In True, DC Wyo., 1993, the taxpayers owned, and were active participants in, several partnerships and S corporations. In 1986, the Trues were contesting proposed Federal income tax adjustments for years as far back as 1971. As a result of the elimination of the deduction for personal interest, and in accordance with an IRS announcement suggesting that taxpayers remit contested deficiencies and interest to obtain a full tax deduction, the Trues paid the taxes and interest relating to their individual income tax returns. Since the deficiencies resulted from their partnership and S corporation businesses, the Trues deducted the interest on their 1986 Schedule E, Part II, Income or Loss from Partnerships, S Corporations, Estates or Trusts. The Service disallowed the interest payments, treating the businesses as investments and the related deduction as investment expense deductible only to the extent of investment income.

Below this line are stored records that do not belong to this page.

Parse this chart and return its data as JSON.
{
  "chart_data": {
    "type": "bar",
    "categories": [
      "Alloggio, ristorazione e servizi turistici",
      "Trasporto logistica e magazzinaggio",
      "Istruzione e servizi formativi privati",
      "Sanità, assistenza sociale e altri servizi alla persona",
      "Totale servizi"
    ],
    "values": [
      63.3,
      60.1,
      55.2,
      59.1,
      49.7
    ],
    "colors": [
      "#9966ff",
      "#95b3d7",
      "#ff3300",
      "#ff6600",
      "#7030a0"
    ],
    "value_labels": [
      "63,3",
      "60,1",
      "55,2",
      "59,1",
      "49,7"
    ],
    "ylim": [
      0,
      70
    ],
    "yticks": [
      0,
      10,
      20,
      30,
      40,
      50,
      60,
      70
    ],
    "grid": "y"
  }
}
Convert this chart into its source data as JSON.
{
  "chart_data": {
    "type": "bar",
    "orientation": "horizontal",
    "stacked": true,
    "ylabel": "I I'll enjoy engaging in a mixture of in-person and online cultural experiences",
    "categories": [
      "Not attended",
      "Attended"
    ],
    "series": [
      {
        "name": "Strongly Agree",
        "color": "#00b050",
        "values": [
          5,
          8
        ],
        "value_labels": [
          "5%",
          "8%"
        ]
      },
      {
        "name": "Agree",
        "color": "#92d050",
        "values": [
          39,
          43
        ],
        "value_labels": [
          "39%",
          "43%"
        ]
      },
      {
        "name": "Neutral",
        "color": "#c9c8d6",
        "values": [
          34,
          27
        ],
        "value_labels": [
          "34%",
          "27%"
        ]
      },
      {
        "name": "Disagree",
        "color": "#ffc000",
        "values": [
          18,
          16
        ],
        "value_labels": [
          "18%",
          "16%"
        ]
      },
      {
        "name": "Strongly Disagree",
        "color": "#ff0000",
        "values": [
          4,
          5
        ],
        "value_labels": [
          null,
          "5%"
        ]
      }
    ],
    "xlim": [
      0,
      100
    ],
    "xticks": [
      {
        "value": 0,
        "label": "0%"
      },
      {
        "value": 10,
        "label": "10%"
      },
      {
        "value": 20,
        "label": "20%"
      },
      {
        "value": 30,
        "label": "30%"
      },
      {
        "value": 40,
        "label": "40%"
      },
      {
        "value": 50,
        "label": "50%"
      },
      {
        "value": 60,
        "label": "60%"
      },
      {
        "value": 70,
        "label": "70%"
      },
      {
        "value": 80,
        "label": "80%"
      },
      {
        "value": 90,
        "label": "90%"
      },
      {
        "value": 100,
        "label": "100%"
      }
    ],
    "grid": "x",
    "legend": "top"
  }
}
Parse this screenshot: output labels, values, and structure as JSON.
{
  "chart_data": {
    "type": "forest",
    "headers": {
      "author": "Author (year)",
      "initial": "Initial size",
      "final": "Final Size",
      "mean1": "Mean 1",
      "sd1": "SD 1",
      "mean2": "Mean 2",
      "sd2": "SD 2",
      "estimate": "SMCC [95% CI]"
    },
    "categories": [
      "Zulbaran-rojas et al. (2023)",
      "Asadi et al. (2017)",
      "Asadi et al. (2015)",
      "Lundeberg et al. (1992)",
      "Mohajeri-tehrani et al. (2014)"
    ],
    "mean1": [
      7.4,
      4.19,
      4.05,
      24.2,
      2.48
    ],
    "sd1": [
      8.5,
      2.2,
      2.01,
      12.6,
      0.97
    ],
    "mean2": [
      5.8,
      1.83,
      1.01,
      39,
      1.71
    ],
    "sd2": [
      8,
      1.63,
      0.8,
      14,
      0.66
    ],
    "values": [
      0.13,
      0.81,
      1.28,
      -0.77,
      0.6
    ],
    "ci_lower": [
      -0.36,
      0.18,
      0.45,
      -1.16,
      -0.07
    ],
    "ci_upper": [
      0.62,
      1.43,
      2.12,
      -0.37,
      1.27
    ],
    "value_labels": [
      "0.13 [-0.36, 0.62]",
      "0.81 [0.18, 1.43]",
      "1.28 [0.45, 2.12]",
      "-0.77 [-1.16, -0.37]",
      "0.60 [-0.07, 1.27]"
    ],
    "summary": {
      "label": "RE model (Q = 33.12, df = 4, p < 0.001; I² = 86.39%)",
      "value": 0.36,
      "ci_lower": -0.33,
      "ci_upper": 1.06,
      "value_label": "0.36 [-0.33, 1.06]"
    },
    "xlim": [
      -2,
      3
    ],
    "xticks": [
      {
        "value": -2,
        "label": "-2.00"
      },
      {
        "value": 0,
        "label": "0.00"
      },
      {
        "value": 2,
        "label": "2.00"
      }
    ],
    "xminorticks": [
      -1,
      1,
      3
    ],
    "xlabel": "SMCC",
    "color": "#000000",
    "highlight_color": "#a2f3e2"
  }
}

The district court agreed with the IRS's treatment, holding that the interest payments on the alleged tax deficiencies could not be taken as business expenses by the Trues in their individual capacities, because the interest was not paid or incurred in connection with a trade or business carried on by the Trues as individuals. The court further held that they could not deduct the interest payments because they were under no obligation to pay taxes or interest on tax deficiencies.